Depends entirely on how it's implemented, because the website doesn't need to know who you are, only verify that you are over 18. Which can be done reasonably securely - you generate a random ID on a secure service (e.g here in Finland, we use our online banking stuff for official verification purposes), give that ID to the website, and the only communication between the two of them is "Is id 123 valid and an adult? Yes/No".

Now, if that "secure service", most likely a government contract done as cheaply as possible turns out not to be, and they keep logs linking those IDs to the URLs requesting verification, then the entire thing goes belly up.

[–] BlameTheAntifa@lemmy.world 2 points 2 hours ago* (last edited 2 hours ago) (1 children)

So your bank now knows you accessed certain websites. And likely one or more middleware services. And you are okay with that?

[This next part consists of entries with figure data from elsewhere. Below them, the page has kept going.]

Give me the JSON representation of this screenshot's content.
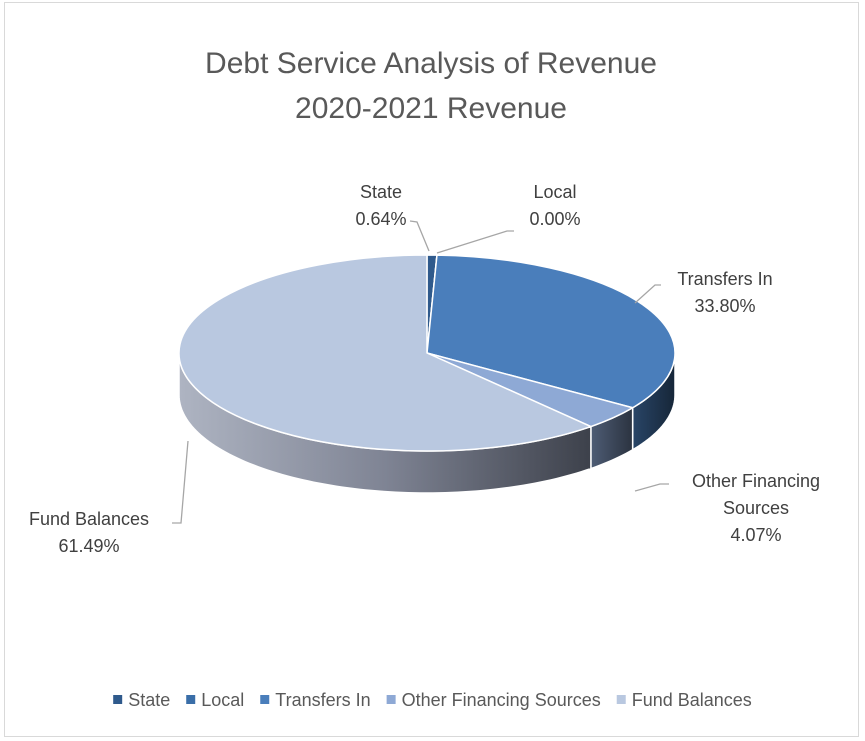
{
  "chart_data": {
    "type": "pie",
    "variant": "3d",
    "title": [
      "Debt Service Analysis of Revenue",
      "2020-2021 Revenue"
    ],
    "slices": [
      {
        "name": "State",
        "value": 0.64,
        "label": "0.64%",
        "color": "#2f5a8c"
      },
      {
        "name": "Local",
        "value": 0.0,
        "label": "0.00%",
        "color": "#3a6ea8"
      },
      {
        "name": "Transfers In",
        "value": 33.8,
        "label": "33.80%",
        "color": "#4a7ebb"
      },
      {
        "name": "Other Financing Sources",
        "value": 4.07,
        "label": "4.07%",
        "color": "#8ea9d5"
      },
      {
        "name": "Fund Balances",
        "value": 61.49,
        "label": "61.49%",
        "color": "#b9c8e0"
      }
    ],
    "legend": {
      "position": "bottom",
      "entries": [
        "State",
        "Local",
        "Transfers In",
        "Other Financing Sources",
        "Fund Balances"
      ]
    },
    "data_label_text": {
      "State": [
        "State",
        "0.64%"
      ],
      "Local": [
        "Local",
        "0.00%"
      ],
      "Transfers In": [
        "Transfers In",
        "33.80%"
      ],
      "Other Financing Sources": [
        "Other Financing",
        "Sources",
        "4.07%"
      ],
      "Fund Balances": [
        "Fund Balances",
        "61.49%"
      ]
    }
  }
}
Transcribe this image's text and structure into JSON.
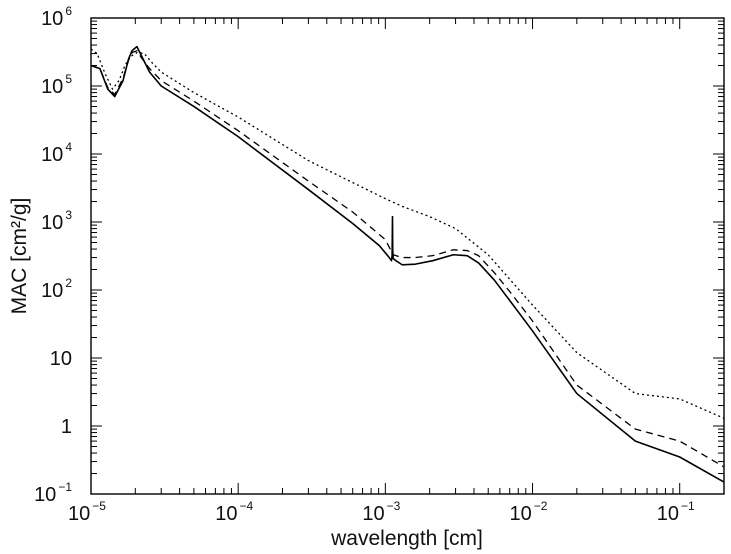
{
  "chart_data": {
    "type": "line",
    "xlabel": "wavelength [cm]",
    "ylabel": "MAC [cm²/g]",
    "xscale": "log",
    "yscale": "log",
    "xlim": [
      1e-05,
      0.2
    ],
    "ylim": [
      0.1,
      1000000
    ],
    "grid": false,
    "legend": "none",
    "x_ticks": [
      {
        "base": "10",
        "exp": "−5",
        "value": 1e-05
      },
      {
        "base": "10",
        "exp": "−4",
        "value": 0.0001
      },
      {
        "base": "10",
        "exp": "−3",
        "value": 0.001
      },
      {
        "base": "10",
        "exp": "−2",
        "value": 0.01
      },
      {
        "base": "10",
        "exp": "−1",
        "value": 0.1
      }
    ],
    "y_ticks": [
      {
        "base": "10",
        "exp": "−1",
        "value": 0.1
      },
      {
        "base": "1",
        "exp": "",
        "value": 1
      },
      {
        "base": "10",
        "exp": "",
        "value": 10
      },
      {
        "base": "10",
        "exp": "2",
        "value": 100
      },
      {
        "base": "10",
        "exp": "3",
        "value": 1000
      },
      {
        "base": "10",
        "exp": "4",
        "value": 10000
      },
      {
        "base": "10",
        "exp": "5",
        "value": 100000
      },
      {
        "base": "10",
        "exp": "6",
        "value": 1000000
      }
    ],
    "series": [
      {
        "style": "solid",
        "color": "#000000",
        "x": [
          1e-05,
          1.15e-05,
          1.3e-05,
          1.45e-05,
          1.65e-05,
          1.8e-05,
          1.9e-05,
          2.05e-05,
          2.2e-05,
          2.5e-05,
          3e-05,
          5e-05,
          0.0001,
          0.0003,
          0.0006,
          0.00091,
          0.00105,
          0.0011,
          0.001112,
          0.001118,
          0.001122,
          0.00113,
          0.00118,
          0.0013,
          0.0016,
          0.0021,
          0.0029,
          0.0036,
          0.0043,
          0.0055,
          0.007,
          0.01,
          0.02,
          0.05,
          0.1,
          0.2
        ],
        "y": [
          200000,
          180000,
          90000,
          70000,
          120000,
          250000,
          330000,
          380000,
          280000,
          160000,
          100000,
          50000,
          18000,
          3000,
          950,
          450,
          310,
          270,
          320,
          1200,
          400,
          290,
          270,
          235,
          240,
          270,
          330,
          320,
          250,
          140,
          70,
          25,
          3,
          0.6,
          0.35,
          0.15
        ]
      },
      {
        "style": "dashed",
        "color": "#000000",
        "x": [
          1e-05,
          1.15e-05,
          1.3e-05,
          1.45e-05,
          1.65e-05,
          1.8e-05,
          1.9e-05,
          2.05e-05,
          2.2e-05,
          2.5e-05,
          3e-05,
          5e-05,
          0.0001,
          0.0003,
          0.0006,
          0.001,
          0.00113,
          0.0013,
          0.0016,
          0.0021,
          0.0029,
          0.0036,
          0.0043,
          0.0055,
          0.007,
          0.01,
          0.02,
          0.05,
          0.1,
          0.2
        ],
        "y": [
          200000,
          180000,
          95000,
          75000,
          130000,
          240000,
          310000,
          330000,
          260000,
          180000,
          120000,
          60000,
          22000,
          4000,
          1400,
          550,
          330,
          300,
          300,
          320,
          390,
          380,
          320,
          180,
          95,
          35,
          4,
          0.9,
          0.6,
          0.25
        ]
      },
      {
        "style": "dotted",
        "color": "#000000",
        "x": [
          1e-05,
          1.1e-05,
          1.25e-05,
          1.4e-05,
          1.55e-05,
          1.7e-05,
          1.85e-05,
          2.05e-05,
          2.3e-05,
          2.6e-05,
          3e-05,
          5e-05,
          0.0001,
          0.0003,
          0.0006,
          0.001,
          0.0013,
          0.002,
          0.003,
          0.005,
          0.01,
          0.02,
          0.05,
          0.1,
          0.2
        ],
        "y": [
          350000,
          300000,
          150000,
          90000,
          120000,
          200000,
          270000,
          310000,
          300000,
          220000,
          160000,
          80000,
          35000,
          8000,
          3800,
          2200,
          1700,
          1200,
          800,
          330,
          60,
          12,
          3,
          2.5,
          1.3
        ]
      }
    ]
  }
}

[–] JohnEdwa@sopuli.xyz 1 points 2 hours ago* (last edited 2 hours ago)

Was an example of the security, not who is running the service. But I mean, guess who knows if you pay for OnlyFans or stuff like that?
Your bank.

And like I said, it's only really secure if the service doesn't keep a database of logs connecting the two.

[–] YiddishMcSquidish@lemmy.today 1 points 1 hour ago

I seriously feel this. I've found a little site that dgaf what country or state you're in. I use a VPN if I want a change.